Abstract
Deep learning (DL) methods have transformed the way we extract plant
traits – both under laboratory as well as field conditions. Evidence
suggests that “well-trained” DL models can significantly simplify and
accelerate trait extraction as well as expand the suite of extractable
traits. Training a DL model typically requires the availability of
copious amounts of annotated data; however, creating large-scale
annotated dataset requires non-trivial efforts, time, and resources.
This has become a major bottleneck in deploying DL tools in practice.
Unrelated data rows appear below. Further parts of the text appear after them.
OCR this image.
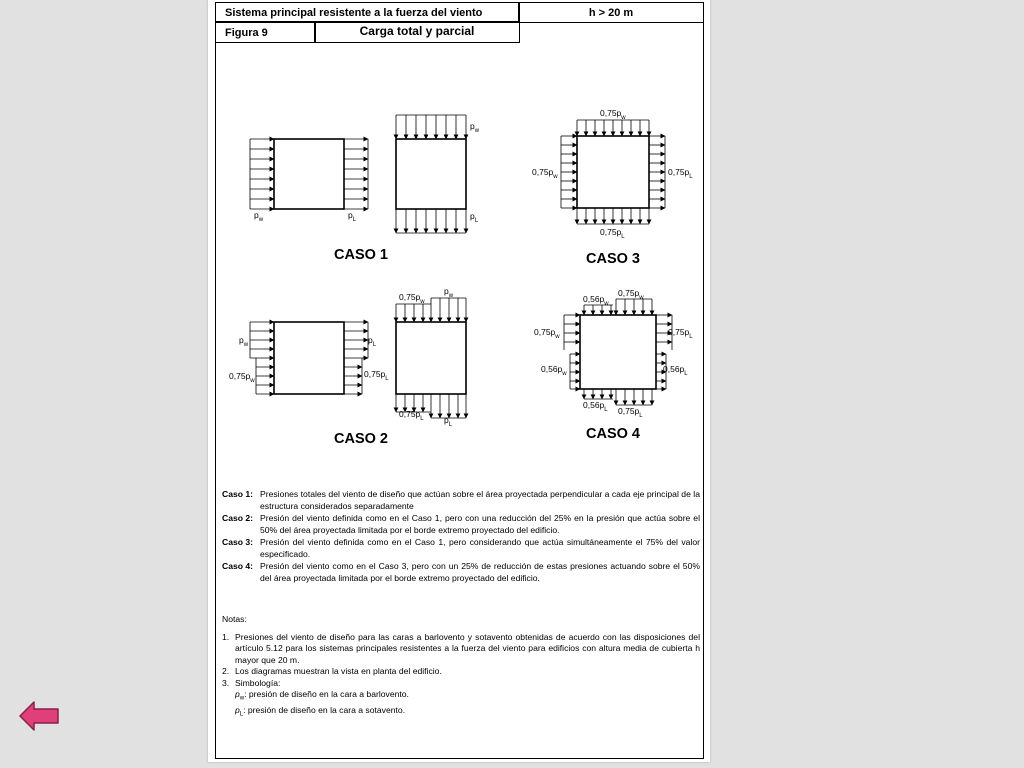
Sistema principal resistente a la fuerza del viento	h > 20 m
Figura 9	Carga total y parcial
$p_w$	$p_L$
$p_w$
$p_L$
CASO 1
$p_w$	$p_L$
$0,75p_w$
$0,75p_L$
$0,75p_w$
$p_w$
$0,75p_L$ $p_L$
CASO 2
$0,75p_w$
$0,75p_w$	$0,75p_L$
$0,75p_L$
CASO 3
$0,56p_w$
$0,75p_w$
$0,75p_w$
$0,56p_w$
$0,75p_L$
$0,56p_L$
$0,56p_L$ $0,75p_L$
CASO 4
Caso 1: Presiones totales del viento de diseño que actúan sobre el área proyectada perpendicular a cada eje principal de la estructura considerados separadamente
Caso 2: Presión del viento definida como en el Caso 1, pero con una reducción del 25% en la presión que actúa sobre el 50% del área proyectada limitada por el borde extremo proyectado del edificio.
Caso 3: Presión del viento definida como en el Caso 1, pero considerando que actúa simultáneamente el 75% del valor especificado.
Caso 4: Presión del viento como en el Caso 3, pero con un 25% de reducción de estas presiones actuando sobre el 50% del área proyectada limitada por el borde extremo proyectado del edificio.
Notas:
1. Presiones del viento de diseño para las caras a barlovento y sotavento obtenidas de acuerdo con las disposiciones del artículo 5.12 para los sistemas principales resistentes a la fuerza del viento para edificios con altura media de cubierta h mayor que 20 m.
2. Los diagramas muestran la vista en planta del edificio.
3. Simbología:
$p_w$: presión de diseño en la cara a barlovento.
$p_L$: presión de diseño en la cara a sotavento.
Self-supervised learning (SSL) methods give exciting solution to this
problem, as these methods use unlabeled data to produce pretrained
models for subsequent fine-tuning on labeled data, and have demonstrated
superior transfer learning performance on down-stream classification
tasks. We investigated the application of SSL methods for plant stress
classification using few labels. Plant stress classification is a
fundamentally challenging problem in that (1) disease classification may
depend on abnormalities in a small number of pixels, (2) high data
imbalance across different classes, and (3) there are fewer annotated
and available plant stress images than in other domains. We compared
four different types of SSL methods on two different plant stress
datasets. We report that pre-training on unlabeled plant stress images
significantly outperforms transfer learning methods using random
initialization for plant stress classification. In summary, SSL based
model initialization and data curation improves annotation efficiency
for plant stress classification tasks.